Numerous scripts are delivered to the producer each day ending up in his ‘slush pile.’ Agents, representing their client writers, send these scripts with the idea that it would be ideal for the producer to consider it for production. The producer, however, doesn’t have the time to read each and every one of these scripts; it just isn’t possible or he’d never be able to get anything else done like produce that movie you worked so hard on to write.

So one of the producer’s assistants (little old temp me at the time) reads the script for him and writes a brief summary about it and whether he should consider purchasing the script and eventually producing it.

While working for him I read multiple scripts, wrote up my thoughts about them and if I thought they would make good movies or not. Two of the scripts were terrible, one was interesting but I wasn’t certain could find an audience in the current market.

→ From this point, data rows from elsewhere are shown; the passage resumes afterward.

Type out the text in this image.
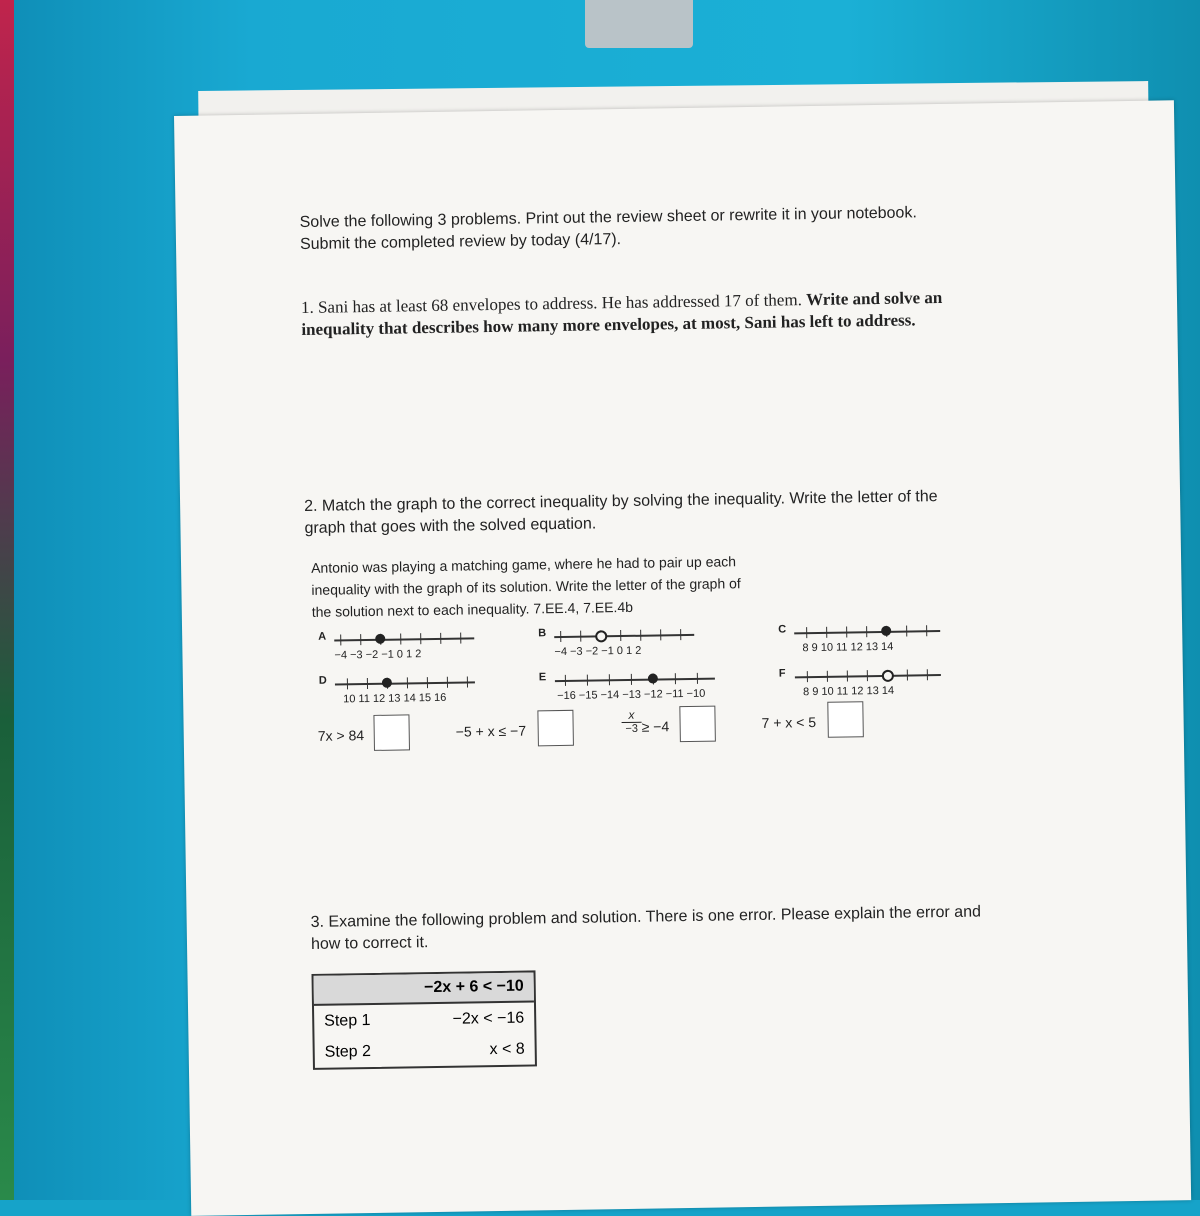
Solve the following 3 problems. Print out the review sheet or rewrite it in your notebook.
Submit the completed review by today (4/17).
1. Sani has at least 68 envelopes to address. He has addressed 17 of them. Write and solve an
inequality that describes how many more envelopes, at most, Sani has left to address.
2. Match the graph to the correct inequality by solving the inequality. Write the letter of the
graph that goes with the solved equation.
Antonio was playing a matching game, where he had to pair up each
inequality with the graph of its solution. Write the letter of the graph of
the solution next to each inequality. 7.EE.4, 7.EE.4b
A
−4 −3 −2 −1 0 1 2
B
−4 −3 −2 −1 0 1 2
C
8 9 10 11 12 13 14
D
10 11 12 13 14 15 16
E
−16 −15 −14 −13 −12 −11 −10
F
8 9 10 11 12 13 14
7x > 84	−5 + x ≤ −7	$\frac{x}{-3} \ge -4$	7 + x < 5
3. Examine the following problem and solution. There is one error. Please explain the error and
how to correct it.
−2x + 6 < −10
Step 1	−2x < −16
Step 2	x < 8
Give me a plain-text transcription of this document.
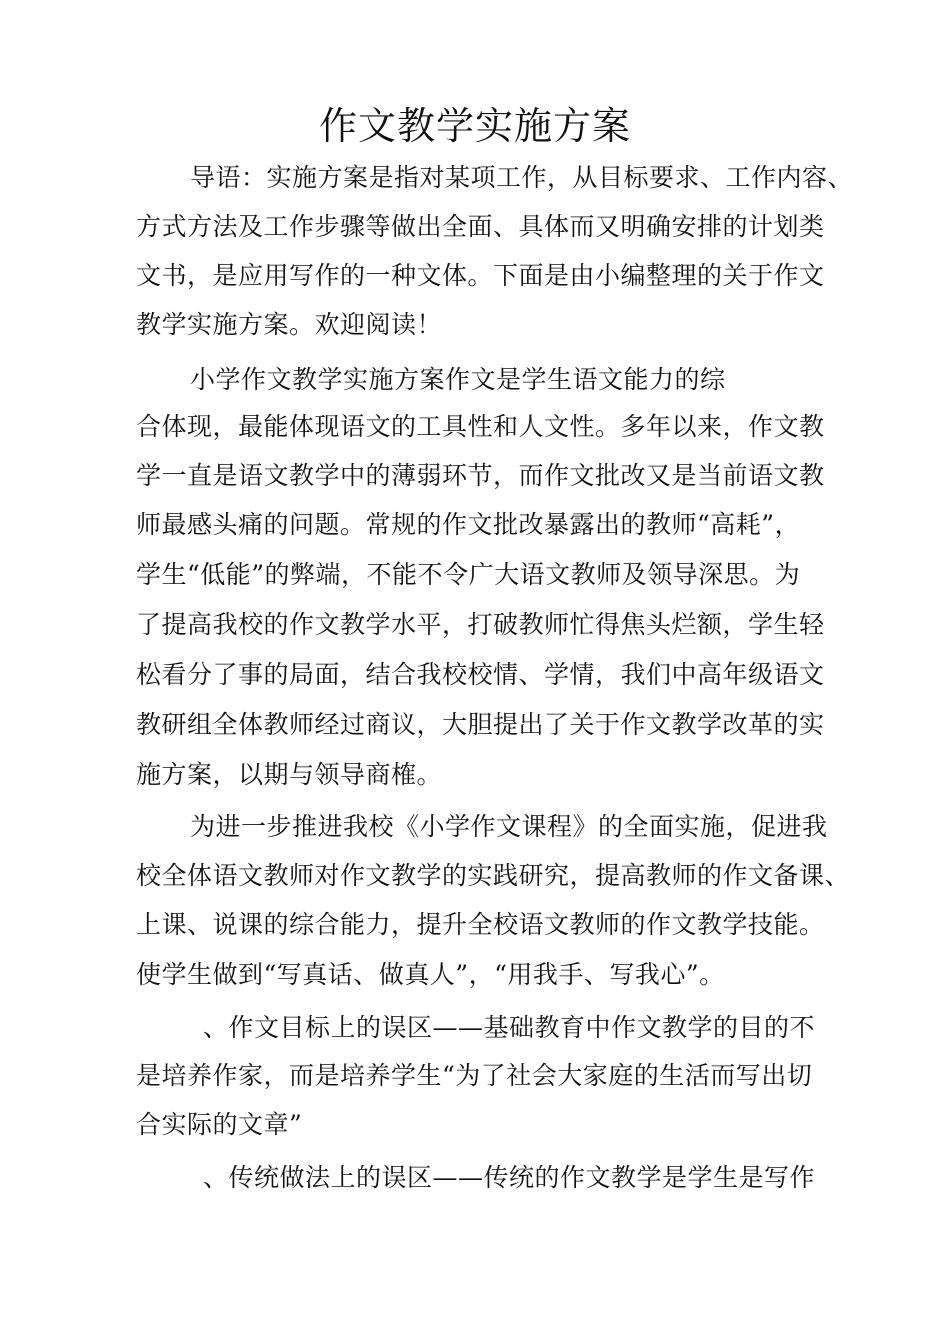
作文教学实施方案
导语：实施方案是指对某项工作，从目标要求、工作内容、
方式方法及工作步骤等做出全面、具体而又明确安排的计划类
文书，是应用写作的一种文体。下面是由小编整理的关于作文
教学实施方案。欢迎阅读！
小学作文教学实施方案作文是学生语文能力的综
合体现，最能体现语文的工具性和人文性。多年以来，作文教
学一直是语文教学中的薄弱环节，而作文批改又是当前语文教
师最感头痛的问题。常规的作文批改暴露出的教师“高耗”，
学生“低能”的弊端，不能不令广大语文教师及领导深思。为
了提高我校的作文教学水平，打破教师忙得焦头烂额，学生轻
松看分了事的局面，结合我校校情、学情，我们中高年级语文
教研组全体教师经过商议，大胆提出了关于作文教学改革的实
施方案，以期与领导商榷。
为进一步推进我校《小学作文课程》的全面实施，促进我
校全体语文教师对作文教学的实践研究，提高教师的作文备课、
上课、说课的综合能力，提升全校语文教师的作文教学技能。
使学生做到“写真话、做真人”，“用我手、写我心”。
、作文目标上的误区——基础教育中作文教学的目的不
是培养作家，而是培养学生“为了社会大家庭的生活而写出切
合实际的文章”
、传统做法上的误区——传统的作文教学是学生是写作
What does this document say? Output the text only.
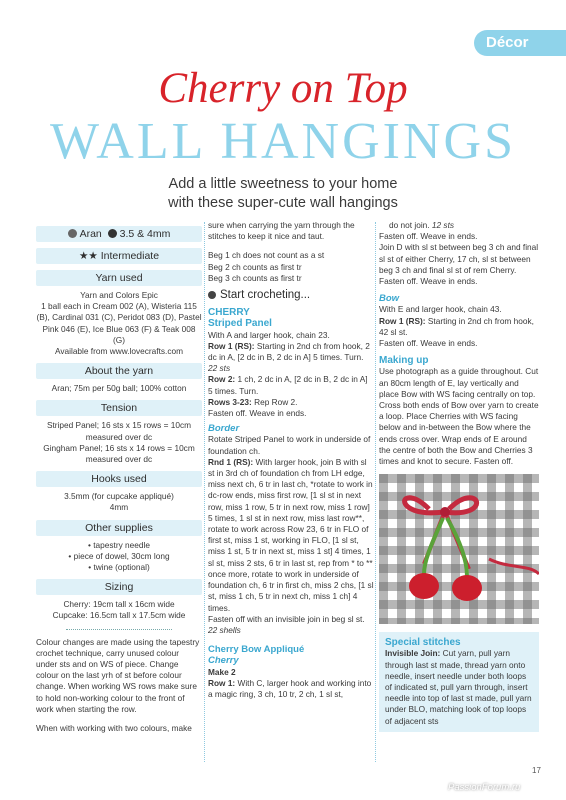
Décor
Cherry on Top
WALL HANGINGS
Add a little sweetness to your home
with these super-cute wall hangings
Aran 3.5 & 4mm
★★ Intermediate
Yarn used
Yarn and Colors Epic
1 ball each in Cream 002 (A), Wisteria 115
(B), Cardinal 031 (C), Peridot 083 (D), Pastel
Pink 046 (E), Ice Blue 063 (F) & Teak 008 (G)
Available from www.lovecrafts.com
About the yarn
Aran; 75m per 50g ball; 100% cotton
Tension
Striped Panel; 16 sts x 15 rows = 10cm
measured over dc
Gingham Panel; 16 sts x 14 rows = 10cm
measured over dc
Hooks used
3.5mm (for cupcake appliqué)
4mm
Other supplies
• tapestry needle
• piece of dowel, 30cm long
• twine (optional)
Sizing
Cherry: 19cm tall x 16cm wide
Cupcake: 16.5cm tall x 17.5cm wide

Colour changes are made using the tapestry crochet technique, carry unused colour under sts and on WS of piece. Change colour on the last yrh of st before colour change. When working WS rows make sure to hold non-working colour to the front of work when starting the row.

When with working with two colours, make

sure when carrying the yarn through the stitches to keep it nice and taut.

Beg 1 ch does not count as a st
Beg 2 ch counts as first tr
Beg 3 ch counts as first tr
Start crocheting...
CHERRY
Striped Panel

With A and larger hook, chain 23.

Row 1 (RS): Starting in 2nd ch from hook, 2 dc in A, [2 dc in B, 2 dc in A] 5 times. Turn. 22 sts

Row 2: 1 ch, 2 dc in A, [2 dc in B, 2 dc in A] 5 times. Turn.

Rows 3-23: Rep Row 2.

Fasten off. Weave in ends.

Border

Rotate Striped Panel to work in underside of foundation ch.

Rnd 1 (RS): With larger hook, join B with sl st in 3rd ch of foundation ch from LH edge, miss next ch, 6 tr in last ch, *rotate to work in dc-row ends, miss first row, [1 sl st in next row, miss 1 row, 5 tr in next row, miss 1 row] 5 times, 1 sl st in next row, miss last row**, rotate to work across Row 23, 6 tr in FLO of first st, miss 1 st, working in FLO, [1 sl st, miss 1 st, 5 tr in next st, miss 1 st] 4 times, 1 sl st, miss 2 sts, 6 tr in last st, rep from * to ** once more, rotate to work in underside of foundation ch, 6 tr in first ch, miss 2 chs, [1 sl st, miss 1 ch, 5 tr in next ch, miss 1 ch] 4 times.

Fasten off with an invisible join in beg sl st.

22 shells

Cherry Bow Appliqué
Cherry

Make 2

Row 1: With C, larger hook and working into a magic ring, 3 ch, 10 tr, 2 ch, 1 sl st,

do not join. 12 sts

Fasten off. Weave in ends.

Join D with sl st between beg 3 ch and final sl st of either Cherry, 17 ch, sl st between beg 3 ch and final sl st of rem Cherry.

Fasten off. Weave in ends.

Bow

With E and larger hook, chain 43.

Row 1 (RS): Starting in 2nd ch from hook, 42 sl st.

Fasten off. Weave in ends.

Making up

Use photograph as a guide throughout. Cut an 80cm length of E, lay vertically and place Bow with WS facing centrally on top. Cross both ends of Bow over yarn to create a loop. Place Cherries with WS facing below and in-between the Bow where the ends cross over. Wrap ends of E around the centre of both the Bow and Cherries 3 times and knot to secure. Fasten off.

Special stitches

Invisible Join: Cut yarn, pull yarn through last st made, thread yarn onto needle, insert needle under both loops of indicated st, pull yarn through, insert needle into top of last st made, pull yarn under BLO, matching look of top loops of adjacent sts

17
PassionForum.ru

The fourth script was a super hero movie. As a comic book fan this was something I could get into even if it was bad. I also recognized why the agent had sent it to this producer for he also has connections to comics. So when nothing else was going on in the office I sat down to read it.

Interesting. This is a super hero movie from the point of view of the super villain. I like. Oh, that next bit was unexpected, and the villain wins. Or does he?

After finishing the script I wrote up my summery and opinion and told the producer that he might like this one, and to consider it.

Several days later my temp job there ended as the regular assistant returned.

A few years have now past and a certain big headed, blue skinned, super villain is stomping all over the adverts for an upcoming film. Okay, another super hero film, cool. Then in the last couple of weeks before the release of the film they start showing a new series of commercials for it with certain scenes that seem very familiar. So I was very curious to see if this was the film I thought it was.

So yesterday, my fiancée and I got the chance to attend a studio movie screening:

MEGAMIND

I sat there enjoying the entire film, and loving the fact that the audience was laughing at all the right places, and the story held together very well.

About ten minutes into the film I no longer had any doubts. Here before my eyes was a successful animated super hero film, and it was the script I had read several years earlier. I got a bit of a thrill of that. Especially since I had written up positive Script Coverage for my producer.

Megamind had an opening weekend as being number one at the box office earning $47.7 million dollars (according to the Hollywood Reporter).

As much as I would like to believe that what I wrote about that original script got this movie produced, I know that isn’t so.

Remember how I said that agents send out copies of their client’s scripts to producers. They do, to multiple producers and studios. The producer I was temping with at that time was probably only one of many that received a copy of the Megamind script. He did not produce this movie, nor did the studio where I temped.

Somewhere out there in the great Hollywood wasteland is another assistant, maybe a temp, who wrote up script coverage, which made it to the right producer at Dreamworks. I tip my virtual Script Reader’s hat to them. Maybe they’ll read one of my scripts someday soon.